Things were looking quire rosy for the Australian dollar coming into last week’s open, as the week prior had delivered a boost for the Aussie – positive trade headlines pushing the currency pair back through 73 US cents.
But the positive headlines were short-lived as China announced it had cancelled its trade talks with the US, putting the Aussie on the back foot to kick off the week. Whilst the week did deliver fresh monthly highs with AUDUSD reaching 0.7315, these levels were unsustainable.
As expected the US central bank raised interest rates for the third time this year, the accompanying statement initially interpreted as less hawkish as anticipated which was the catalyst for the spike to weekly and monthly highs. However Fed Chair – Jerome Powell’s press conference to follow reminded market investors that there is likely one more hike for 2018 and a further two or three for 2019.
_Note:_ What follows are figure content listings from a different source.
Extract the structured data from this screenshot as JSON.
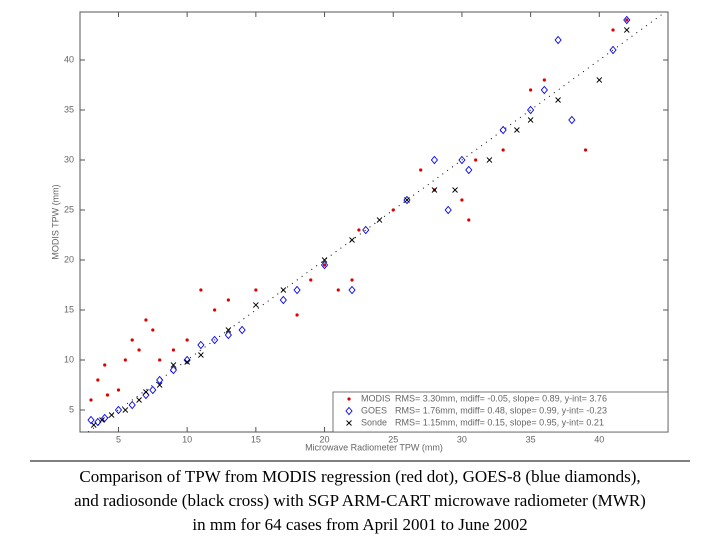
{
  "chart_data": {
    "type": "scatter",
    "x_label": "Microwave Radiometer TPW (mm)",
    "y_label": "MODIS TPW (mm)",
    "xlim": [
      2.2,
      45
    ],
    "ylim": [
      2.8,
      44.8
    ],
    "xticks": [
      5,
      10,
      15,
      20,
      25,
      30,
      35,
      40
    ],
    "yticks": [
      5,
      10,
      15,
      20,
      25,
      30,
      35,
      40
    ],
    "legend": "lower right",
    "series": [
      {
        "name": "MODIS",
        "marker": "dot",
        "color": "#dd0000",
        "stats": "RMS= 3.30mm, mdiff= -0.05, slope= 0.89, y-int= 3.76",
        "x": [
          3,
          3.5,
          4,
          4.2,
          5,
          5.5,
          6,
          6.5,
          7,
          7.5,
          8,
          9,
          10,
          11,
          12,
          13,
          15,
          18,
          19,
          20,
          21,
          22,
          22.5,
          25,
          27,
          28,
          30,
          30.5,
          31,
          33,
          35,
          36,
          39,
          41,
          42
        ],
        "values": [
          6,
          8,
          9.5,
          6.5,
          7,
          10,
          12,
          11,
          14,
          13,
          10,
          11,
          12,
          17,
          15,
          16,
          17,
          14.5,
          18,
          19.5,
          17,
          18,
          23,
          25,
          29,
          27,
          26,
          24,
          30,
          31,
          37,
          38,
          31,
          43,
          44
        ]
      },
      {
        "name": "GOES",
        "marker": "diamond",
        "color": "#0000ee",
        "stats": "RMS= 1.76mm, mdiff= 0.48, slope= 0.99, y-int= -0.23",
        "x": [
          3,
          3.5,
          4,
          5,
          6,
          7,
          7.5,
          8,
          9,
          10,
          11,
          12,
          13,
          14,
          17,
          18,
          20,
          22,
          23,
          26,
          28,
          29,
          30,
          30.5,
          33,
          35,
          36,
          37,
          38,
          41,
          42
        ],
        "values": [
          4,
          3.8,
          4.2,
          5,
          5.5,
          6.5,
          7,
          8,
          9,
          10,
          11.5,
          12,
          12.5,
          13,
          16,
          17,
          19.5,
          17,
          23,
          26,
          30,
          25,
          30,
          29,
          33,
          35,
          37,
          42,
          34,
          41,
          44
        ]
      },
      {
        "name": "Sonde",
        "marker": "cross",
        "color": "#000000",
        "stats": "RMS= 1.15mm, mdiff= 0.15, slope= 0.95, y-int= 0.21",
        "x": [
          3.2,
          3.8,
          4.5,
          5.5,
          6.5,
          7,
          8,
          9,
          10,
          11,
          13,
          15,
          17,
          20,
          22,
          24,
          26,
          28,
          29.5,
          32,
          34,
          35,
          37,
          40,
          42
        ],
        "values": [
          3.5,
          4,
          4.5,
          5,
          6,
          6.8,
          7.5,
          9.5,
          9.8,
          10.5,
          13,
          15.5,
          17,
          20,
          22,
          24,
          26,
          27,
          27,
          30,
          33,
          34,
          36,
          38,
          43
        ]
      }
    ]
  },
  "caption": [
    "Comparison of TPW from MODIS regression (red dot), GOES-8 (blue diamonds),",
    "and radiosonde (black cross) with SGP ARM-CART microwave radiometer (MWR)",
    "in mm for 64 cases from April 2001 to June 2002"
  ]
}
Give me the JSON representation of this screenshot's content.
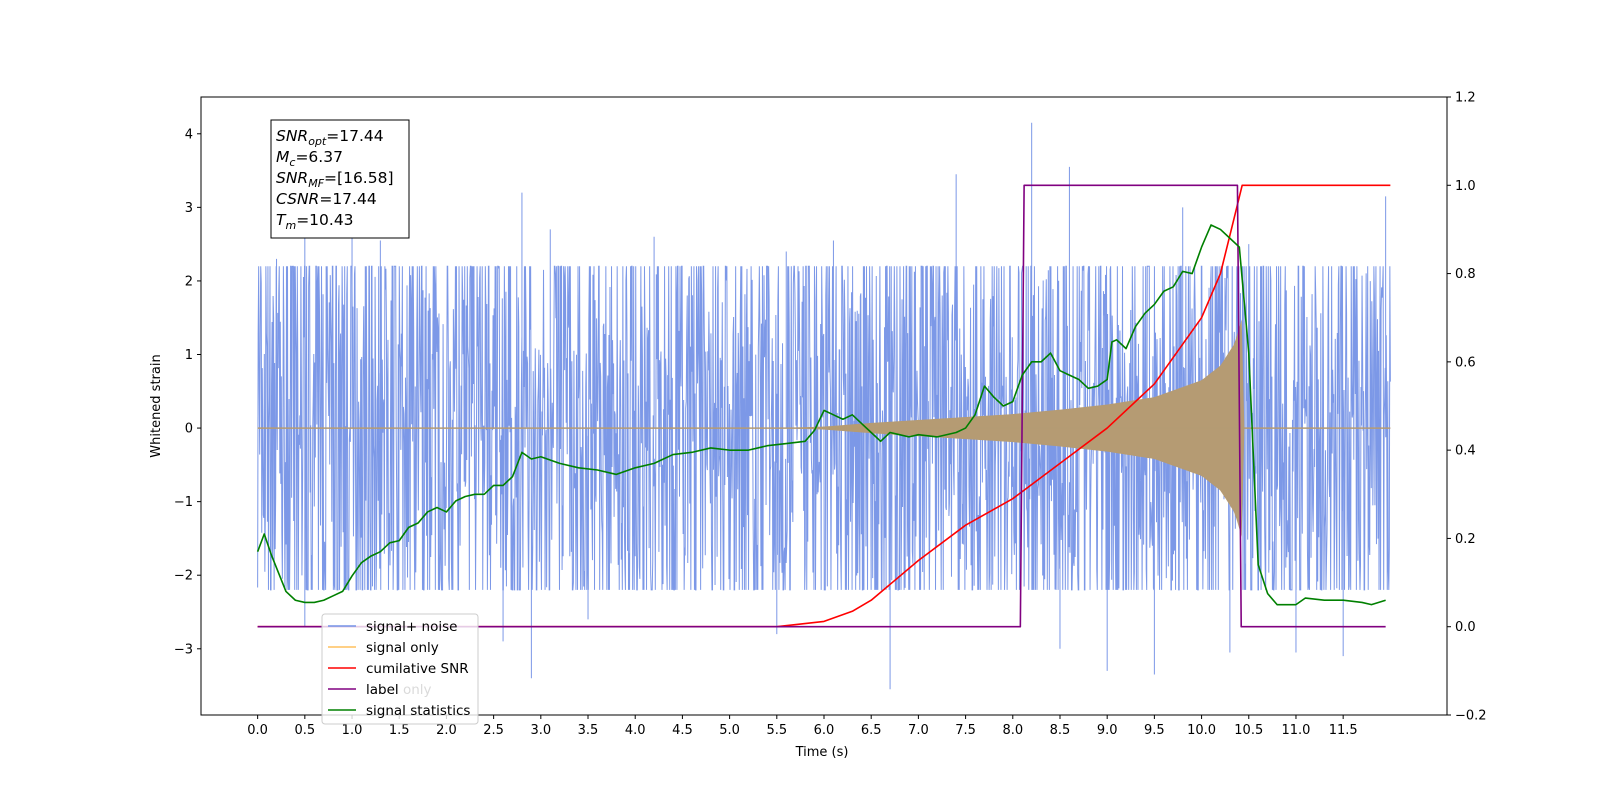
{
  "chart_data": {
    "type": "line",
    "xlabel": "Time (s)",
    "ylabel": "Whitened strain",
    "xlim": [
      -0.6,
      12.6
    ],
    "ylim": [
      -3.9,
      4.5
    ],
    "y2lim": [
      -0.2,
      1.2
    ],
    "x_ticks": [
      "0.0",
      "0.5",
      "1.0",
      "1.5",
      "2.0",
      "2.5",
      "3.0",
      "3.5",
      "4.0",
      "4.5",
      "5.0",
      "5.5",
      "6.0",
      "6.5",
      "7.0",
      "7.5",
      "8.0",
      "8.5",
      "9.0",
      "9.5",
      "10.0",
      "10.5",
      "11.0",
      "11.5"
    ],
    "y_ticks": [
      "−3",
      "−2",
      "−1",
      "0",
      "1",
      "2",
      "3",
      "4"
    ],
    "y2_ticks": [
      "−0.2",
      "0.0",
      "0.2",
      "0.4",
      "0.6",
      "0.8",
      "1.0",
      "1.2"
    ],
    "info_box": [
      {
        "sym": "SNR",
        "sub": "opt",
        "value": "=17.44"
      },
      {
        "sym": "M",
        "sub": "c",
        "value": "=6.37"
      },
      {
        "sym": "SNR",
        "sub": "MF",
        "value": "=[16.58]"
      },
      {
        "sym": "CSNR",
        "sub": "",
        "value": "=17.44"
      },
      {
        "sym": "T",
        "sub": "m",
        "value": "=10.43"
      }
    ],
    "legend": {
      "placement": "lower-left",
      "entries": [
        "signal+ noise",
        "signal only",
        "cumilative SNR",
        "label",
        "signal statistics"
      ],
      "ghost_text": "label only"
    },
    "series": [
      {
        "name": "signal+ noise",
        "axis": "left",
        "color": "#7592e6",
        "x_range": [
          0.0,
          12.0
        ],
        "typical_amplitude": 2.2,
        "peaks": [
          [
            0.2,
            2.3
          ],
          [
            0.5,
            2.7
          ],
          [
            1.0,
            2.6
          ],
          [
            1.3,
            2.55
          ],
          [
            2.8,
            3.2
          ],
          [
            3.1,
            2.7
          ],
          [
            4.2,
            2.6
          ],
          [
            5.6,
            2.4
          ],
          [
            6.1,
            2.55
          ],
          [
            7.4,
            3.45
          ],
          [
            8.2,
            4.15
          ],
          [
            8.6,
            3.55
          ],
          [
            9.8,
            3.0
          ],
          [
            10.5,
            2.5
          ],
          [
            11.95,
            3.15
          ]
        ],
        "troughs": [
          [
            0.5,
            -2.7
          ],
          [
            2.6,
            -2.9
          ],
          [
            2.9,
            -3.4
          ],
          [
            3.5,
            -2.6
          ],
          [
            5.5,
            -2.8
          ],
          [
            6.7,
            -3.55
          ],
          [
            8.5,
            -3.0
          ],
          [
            9.0,
            -3.3
          ],
          [
            9.5,
            -3.35
          ],
          [
            10.3,
            -3.05
          ],
          [
            11.0,
            -3.05
          ],
          [
            11.5,
            -3.1
          ]
        ]
      },
      {
        "name": "signal only",
        "axis": "left",
        "color": "#ffc15e",
        "fill_color": "#b59b73",
        "envelope": [
          [
            0.0,
            0.0
          ],
          [
            5.5,
            0.0
          ],
          [
            6.0,
            0.02
          ],
          [
            6.5,
            0.07
          ],
          [
            7.0,
            0.11
          ],
          [
            7.5,
            0.15
          ],
          [
            8.0,
            0.19
          ],
          [
            8.5,
            0.25
          ],
          [
            9.0,
            0.32
          ],
          [
            9.5,
            0.42
          ],
          [
            10.0,
            0.65
          ],
          [
            10.2,
            0.85
          ],
          [
            10.35,
            1.15
          ],
          [
            10.43,
            1.5
          ],
          [
            10.45,
            0.0
          ],
          [
            12.0,
            0.0
          ]
        ]
      },
      {
        "name": "cumilative SNR",
        "axis": "right",
        "color": "#ff0000",
        "points": [
          [
            0.0,
            0.0
          ],
          [
            5.5,
            0.0
          ],
          [
            6.0,
            0.012
          ],
          [
            6.3,
            0.035
          ],
          [
            6.5,
            0.06
          ],
          [
            7.0,
            0.15
          ],
          [
            7.5,
            0.23
          ],
          [
            8.0,
            0.29
          ],
          [
            8.5,
            0.37
          ],
          [
            9.0,
            0.45
          ],
          [
            9.5,
            0.55
          ],
          [
            10.0,
            0.7
          ],
          [
            10.2,
            0.8
          ],
          [
            10.35,
            0.93
          ],
          [
            10.43,
            1.0
          ],
          [
            12.0,
            1.0
          ]
        ]
      },
      {
        "name": "label",
        "axis": "right",
        "color": "#800080",
        "points": [
          [
            0.0,
            0.0
          ],
          [
            8.08,
            0.0
          ],
          [
            8.12,
            1.0
          ],
          [
            10.38,
            1.0
          ],
          [
            10.42,
            0.0
          ],
          [
            11.95,
            0.0
          ]
        ]
      },
      {
        "name": "signal statistics",
        "axis": "right",
        "color": "#008000",
        "points": [
          [
            0.0,
            0.17
          ],
          [
            0.07,
            0.21
          ],
          [
            0.15,
            0.16
          ],
          [
            0.3,
            0.08
          ],
          [
            0.4,
            0.06
          ],
          [
            0.5,
            0.055
          ],
          [
            0.6,
            0.055
          ],
          [
            0.7,
            0.06
          ],
          [
            0.8,
            0.07
          ],
          [
            0.9,
            0.08
          ],
          [
            1.0,
            0.115
          ],
          [
            1.1,
            0.145
          ],
          [
            1.2,
            0.16
          ],
          [
            1.3,
            0.17
          ],
          [
            1.4,
            0.19
          ],
          [
            1.5,
            0.195
          ],
          [
            1.6,
            0.225
          ],
          [
            1.7,
            0.235
          ],
          [
            1.8,
            0.26
          ],
          [
            1.9,
            0.27
          ],
          [
            2.0,
            0.26
          ],
          [
            2.1,
            0.285
          ],
          [
            2.2,
            0.295
          ],
          [
            2.3,
            0.3
          ],
          [
            2.4,
            0.3
          ],
          [
            2.5,
            0.32
          ],
          [
            2.6,
            0.32
          ],
          [
            2.7,
            0.34
          ],
          [
            2.8,
            0.395
          ],
          [
            2.9,
            0.38
          ],
          [
            3.0,
            0.385
          ],
          [
            3.2,
            0.37
          ],
          [
            3.4,
            0.36
          ],
          [
            3.6,
            0.355
          ],
          [
            3.8,
            0.345
          ],
          [
            4.0,
            0.36
          ],
          [
            4.2,
            0.37
          ],
          [
            4.4,
            0.39
          ],
          [
            4.6,
            0.395
          ],
          [
            4.8,
            0.405
          ],
          [
            5.0,
            0.4
          ],
          [
            5.2,
            0.4
          ],
          [
            5.4,
            0.41
          ],
          [
            5.6,
            0.415
          ],
          [
            5.8,
            0.42
          ],
          [
            5.9,
            0.445
          ],
          [
            6.0,
            0.49
          ],
          [
            6.1,
            0.48
          ],
          [
            6.2,
            0.47
          ],
          [
            6.3,
            0.48
          ],
          [
            6.4,
            0.46
          ],
          [
            6.5,
            0.44
          ],
          [
            6.6,
            0.42
          ],
          [
            6.7,
            0.44
          ],
          [
            6.8,
            0.435
          ],
          [
            6.9,
            0.43
          ],
          [
            7.0,
            0.435
          ],
          [
            7.2,
            0.43
          ],
          [
            7.4,
            0.44
          ],
          [
            7.5,
            0.45
          ],
          [
            7.6,
            0.48
          ],
          [
            7.7,
            0.545
          ],
          [
            7.8,
            0.52
          ],
          [
            7.9,
            0.5
          ],
          [
            8.0,
            0.51
          ],
          [
            8.1,
            0.57
          ],
          [
            8.2,
            0.6
          ],
          [
            8.3,
            0.6
          ],
          [
            8.4,
            0.62
          ],
          [
            8.5,
            0.58
          ],
          [
            8.6,
            0.57
          ],
          [
            8.7,
            0.56
          ],
          [
            8.8,
            0.54
          ],
          [
            8.9,
            0.545
          ],
          [
            9.0,
            0.56
          ],
          [
            9.05,
            0.645
          ],
          [
            9.1,
            0.65
          ],
          [
            9.2,
            0.63
          ],
          [
            9.3,
            0.68
          ],
          [
            9.4,
            0.71
          ],
          [
            9.5,
            0.73
          ],
          [
            9.6,
            0.76
          ],
          [
            9.7,
            0.77
          ],
          [
            9.8,
            0.805
          ],
          [
            9.9,
            0.8
          ],
          [
            10.0,
            0.86
          ],
          [
            10.1,
            0.91
          ],
          [
            10.2,
            0.9
          ],
          [
            10.3,
            0.88
          ],
          [
            10.4,
            0.86
          ],
          [
            10.5,
            0.62
          ],
          [
            10.6,
            0.14
          ],
          [
            10.7,
            0.075
          ],
          [
            10.8,
            0.05
          ],
          [
            11.0,
            0.05
          ],
          [
            11.1,
            0.065
          ],
          [
            11.3,
            0.06
          ],
          [
            11.5,
            0.06
          ],
          [
            11.7,
            0.055
          ],
          [
            11.8,
            0.05
          ],
          [
            11.95,
            0.06
          ]
        ]
      }
    ]
  }
}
From this point AUDUSD remained under pressure for the rest of the week.
Monetary policy divergence via the Fed hiking rates and the RBA being on hold for what seems like ever has been one the key drivers for the Aussie falling throughout the year.
Another driver has been capital flows out of the Euro and into the US dollar, also causing the USD to strengthen and by design, the AUD to head lower vs the USD. One of the reasons for this earlier in the year was Italy seemingly heading for a constitutional crisis and Eurozone political turmoil intensifying. This was once again the concern through the latter stages of last week as Italy and the EU deals with a potential budget crises.